Yall, I almost cried. So I have been dealing with body dysmorphia about weight loss like I’m sure pretty much all of us here do. My husband is always saying how good I look, how much he can see the work I’ve put in, and I love him for that but I could never make myself really believe him. He’s always said things like that even when I was at my heaviest, and while I love him for that it does make it hard to consider him an unbiased review of my progress.
My in-laws are pretty much the only other people I see regularly but none of them had ever said anything about my progress, even when I brought the subject up myself.

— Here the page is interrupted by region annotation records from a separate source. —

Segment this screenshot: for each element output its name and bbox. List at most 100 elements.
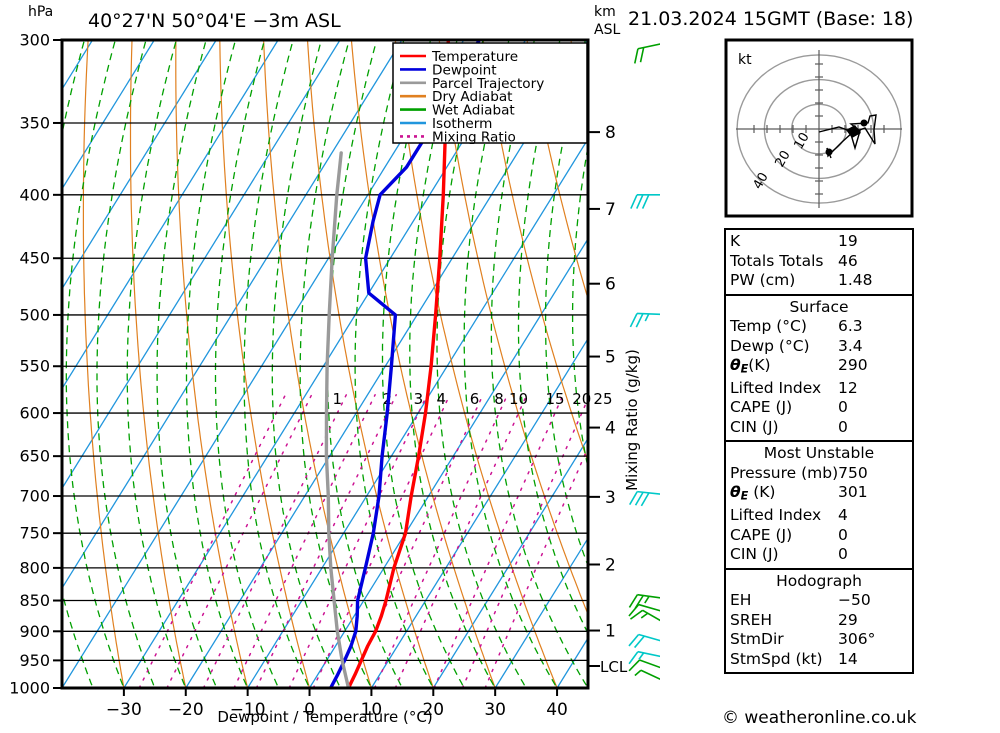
wind-barb-flag: [628, 594, 639, 608]
height-tick-label: 4: [605, 419, 616, 439]
isotherm-line: [370, 337, 588, 688]
indices-label: CIN (J): [730, 545, 779, 564]
isotherm-line: [62, 40, 217, 290]
height-tick-label: 2: [605, 555, 616, 575]
wet-adiabat-line: [271, 40, 340, 686]
indices-label: Lifted Index: [730, 506, 822, 525]
indices-value: 0: [838, 525, 848, 544]
wet-adiabat-line: [544, 40, 588, 568]
indices-value: 29: [838, 610, 858, 629]
isotherm-line: [62, 40, 341, 490]
temperature-tick-label: 40: [546, 700, 568, 720]
indices-value: 0: [838, 417, 848, 436]
mixing-ratio-label: 6: [470, 390, 480, 408]
indices-row: Pressure (mb) 750: [726, 464, 912, 484]
indices-general-box: K 19 Totals Totals 46 PW (cm) 1.48: [724, 228, 914, 294]
hodograph-stats-heading: Hodograph: [776, 571, 862, 590]
wind-barb-shaft: [638, 603, 660, 612]
wind-barb-flag: [644, 595, 650, 604]
height-tick-label: 1: [605, 622, 616, 642]
indices-panel: K 19 Totals Totals 46 PW (cm) 1.48 Surface Tem…: [724, 228, 914, 675]
isotherm-line: [62, 40, 465, 688]
series-temperature: [346, 40, 450, 688]
wind-barb-flag: [636, 194, 644, 209]
pressure-tick-label: 650: [19, 447, 50, 466]
indices-label: CAPE (J): [730, 525, 793, 544]
dry-adiabat-line: [526, 40, 588, 301]
wind-barb-flag: [640, 612, 649, 619]
indices-value: 3.4: [838, 336, 863, 355]
temperature-tick-label: −20: [168, 700, 204, 720]
temperature-tick-label: 10: [361, 700, 383, 720]
mixing-ratio-label: 25: [593, 390, 612, 408]
height-tick-label: 6: [605, 275, 616, 295]
temperature-tick-label: 20: [422, 700, 444, 720]
series-dewpoint: [328, 40, 481, 688]
isotherm-line: [247, 137, 588, 688]
indices-value: 46: [838, 251, 858, 270]
wind-barb-flag: [628, 659, 641, 672]
indices-row: CIN (J) 0: [726, 418, 912, 438]
indices-value: 19: [838, 232, 858, 250]
wet-adiabat-line: [409, 40, 495, 686]
surface-heading: Surface: [789, 297, 849, 316]
pressure-tick-label: 400: [19, 185, 50, 204]
legend-label: Dewpoint: [432, 62, 497, 78]
hodograph-ring-label: 10: [791, 130, 812, 152]
pressure-tick-label: 950: [19, 651, 50, 670]
wind-barb-shaft: [636, 312, 660, 316]
indices-row: K 19: [726, 232, 912, 252]
most-unstable-heading: Most Unstable: [763, 444, 875, 463]
copyright-label: © weatheronline.co.uk: [722, 708, 917, 728]
dry-adiabat-line: [659, 40, 660, 688]
indices-value: 4: [838, 506, 848, 525]
indices-row: SREH 29: [726, 611, 912, 631]
indices-row: θE (K) 301: [726, 483, 912, 506]
indices-row: Lifted Index 12: [726, 379, 912, 399]
wet-adiabat-line: [185, 40, 247, 686]
wind-barb-flag: [634, 595, 644, 609]
wind-barb-flag: [630, 194, 638, 209]
indices-label: Totals Totals: [730, 251, 824, 270]
hodograph-trace: [818, 114, 877, 159]
hodograph-marker-upper: [846, 125, 861, 138]
indices-row: Lifted Index 4: [726, 506, 912, 526]
pressure-tick-label: 300: [19, 31, 50, 50]
wind-barb-flag: [633, 48, 639, 64]
datetime-label: 21.03.2024 15GMT (Base: 18): [628, 8, 914, 30]
indices-label: Temp (°C): [730, 317, 807, 335]
indices-row: CIN (J) 0: [726, 545, 912, 565]
wet-adiabat-line: [299, 40, 371, 686]
indices-label: CIN (J): [730, 417, 779, 436]
wind-barb-flag: [628, 651, 639, 665]
pressure-tick-label: 700: [19, 487, 50, 506]
indices-value: 14: [838, 649, 858, 668]
series-parcel-trajectory: [324, 151, 351, 688]
wind-barb-flag: [634, 491, 644, 506]
indices-value: 1.48: [838, 271, 873, 289]
mixing-ratio-line: [484, 445, 588, 688]
wind-barb-flag: [635, 313, 644, 328]
indices-row: θE(K) 290: [726, 356, 912, 379]
mixing-ratio-label: 4: [436, 390, 446, 408]
wet-adiabat-line: [354, 40, 433, 686]
wind-barb-shaft: [642, 609, 660, 622]
wind-barb-shaft: [640, 669, 660, 681]
pressure-tick-label: 900: [19, 622, 50, 641]
wind-barb-flag: [638, 652, 645, 660]
height-unit-label-asl: ASL: [594, 22, 621, 38]
mixing-ratio-label: 1: [333, 390, 343, 408]
indices-row: Dewp (°C) 3.4: [726, 337, 912, 357]
indices-most-unstable-box: Most Unstable Pressure (mb) 750 θE (K) 301 Li…: [724, 440, 914, 568]
indices-label: Lifted Index: [730, 378, 822, 397]
indices-label: CAPE (J): [730, 398, 793, 417]
mixing-ratio-label: 15: [545, 390, 564, 408]
pressure-tick-label: 850: [19, 591, 50, 610]
indices-value: 0: [838, 398, 848, 417]
wet-adiabat-line: [490, 40, 587, 686]
wet-adiabat-line: [65, 40, 124, 686]
temperature-tick-label: −10: [230, 700, 266, 720]
indices-label: PW (cm): [730, 271, 796, 289]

But yesterday, I took our family to a play date group we hadn’t seen in months and the first thing the organizer said when she saw me was “wow! You look amazing!”. I know in this sub it’s generally considered a faux pas to mention people’s weight loss but I was so unbelievably happy.

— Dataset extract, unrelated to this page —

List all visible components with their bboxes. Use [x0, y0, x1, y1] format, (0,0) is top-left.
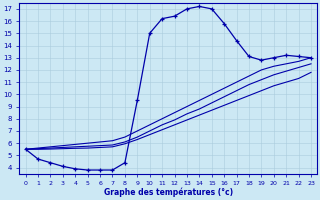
X-axis label: Graphe des températures (°c): Graphe des températures (°c) [104, 188, 233, 197]
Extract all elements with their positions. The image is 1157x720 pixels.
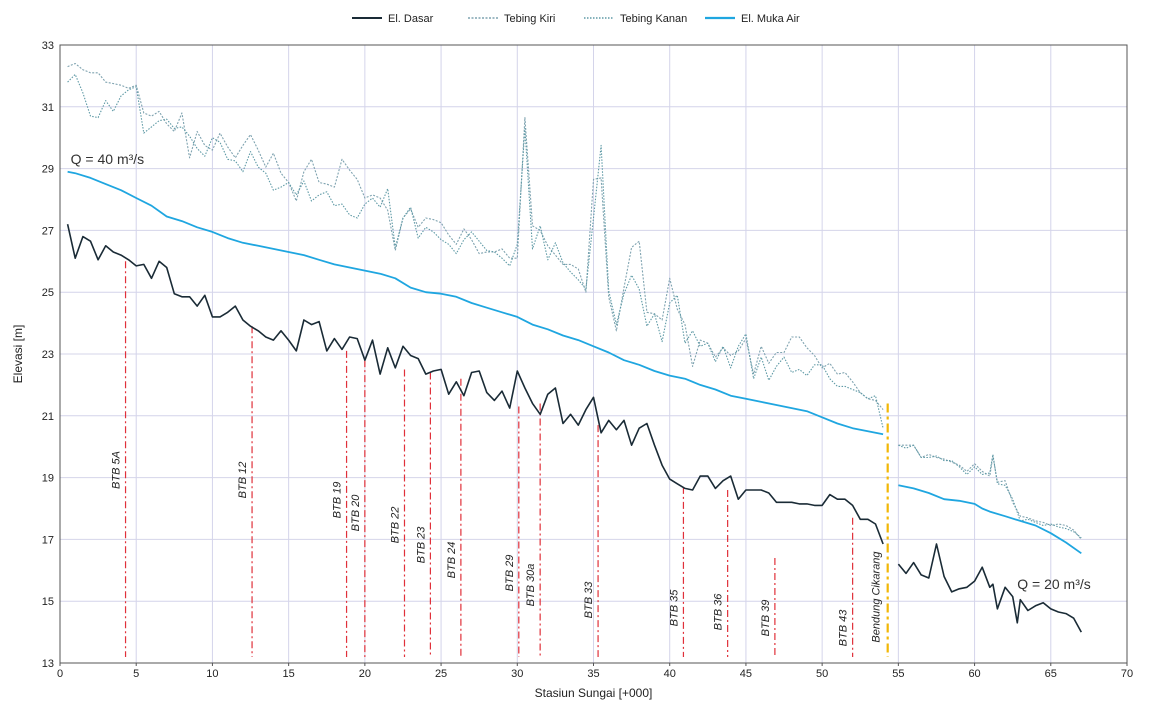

So today I thought to myself, I had to do it. I had to try those jean shorts. They’ve been in the back of my closet for years, I haven’t fit in them since before I got pregnant 5 years ago. I haven’t even worn bottoms since my pregnancy so that required a button or zipper, it’s all been stretchy athletic wear. It was so nerve wracking, I held them and almost couldn’t do it I was so prepared to be devastated when I wouldn’t be able to button them up. But they fit, perfectly 😭. Nothing was tight, nothing bulged out underneath. They just fit comfortably.